Я о такой  жизненной позиции спрашиваю. 

По мне, чем так жить, то уж лучше одним днём.

----------


## Akasey

> Мне в жизни встречались люди которые планировали всё в своей жизни. Например, выйду замуж в 23, ребёнка рожу в 25, построю дом к 30 годам и т.д. И что же делать когда приходит время? Замуж выйти не по любви а потому что запланировано. Ребёнка родить не потому что хочу, а потому что надо? 
> Я о такой жизненной позиции спрашиваю. 
> По мне, чем так жить, то уж лучше одним днём


 никак не получается жить одним днём, всё приходится оглядываться назад, и всё чаще задумчиво смотреть вперёд...

----------


## vova230

Живите одним днем, но так, буд-то собираетесь жить вечно.

----------


## Irina

Иногда задумываюсь, а не получается ли так, что, пока строишь планы и осуществляешь их, жизнь теряет краски и проходит может и не мимо, но как-то боком? Всё-таки так и не могу определиться что же лучше - яркая жизнь сегодня или стабильная послезавтра.

----------


## multiarc

Ни того ни другого всё равно не выйдет . Задумываться стоит, если просчёт возможен. И его вероятность хотябы приближается к 90%. В общем и целом у каждого свой путь, каждый выбирает сам : строить планы или нет, в какой последовательности.

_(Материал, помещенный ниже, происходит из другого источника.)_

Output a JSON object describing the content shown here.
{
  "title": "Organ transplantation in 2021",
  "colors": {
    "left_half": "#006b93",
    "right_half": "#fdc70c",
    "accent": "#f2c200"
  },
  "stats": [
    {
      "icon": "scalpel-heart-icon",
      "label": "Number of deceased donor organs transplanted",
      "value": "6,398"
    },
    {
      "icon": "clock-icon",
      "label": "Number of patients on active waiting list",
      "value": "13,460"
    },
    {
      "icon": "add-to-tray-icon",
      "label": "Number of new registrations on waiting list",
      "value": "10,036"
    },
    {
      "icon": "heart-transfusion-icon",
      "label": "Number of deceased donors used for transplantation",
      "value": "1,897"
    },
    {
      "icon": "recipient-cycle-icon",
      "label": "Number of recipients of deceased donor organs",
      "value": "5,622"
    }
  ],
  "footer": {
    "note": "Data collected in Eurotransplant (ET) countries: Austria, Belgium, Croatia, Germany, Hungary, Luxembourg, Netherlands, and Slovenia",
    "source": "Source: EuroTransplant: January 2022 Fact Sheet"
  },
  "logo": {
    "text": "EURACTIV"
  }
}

Если у человека душа не лежит строить планы и продумывать всё наперёд, то у него будет наперекосяк если не всё, то практически всё что он напланировал. Такие люди любят реагировать почти мгновенно. Они живут мгновением. Для них не приемлемо планирование, ибо оно всё равно не даёт результатов. А кто-то наоборот любит всё планировать. Такие люди всегда любят подумать над решением, как говорится 7 раз отмерь 1 раз отреж. И у них не получается реагировать с той же скоростью как у предыдущей групки людей. У них только при чётком планировании всё идёт хорошо. Это такие 2 утрированные групки людей, а мы же всегда где-то между ними. Будьте собой =) и самосовершенствуйтесь, как говорится : Develop yourself.

----------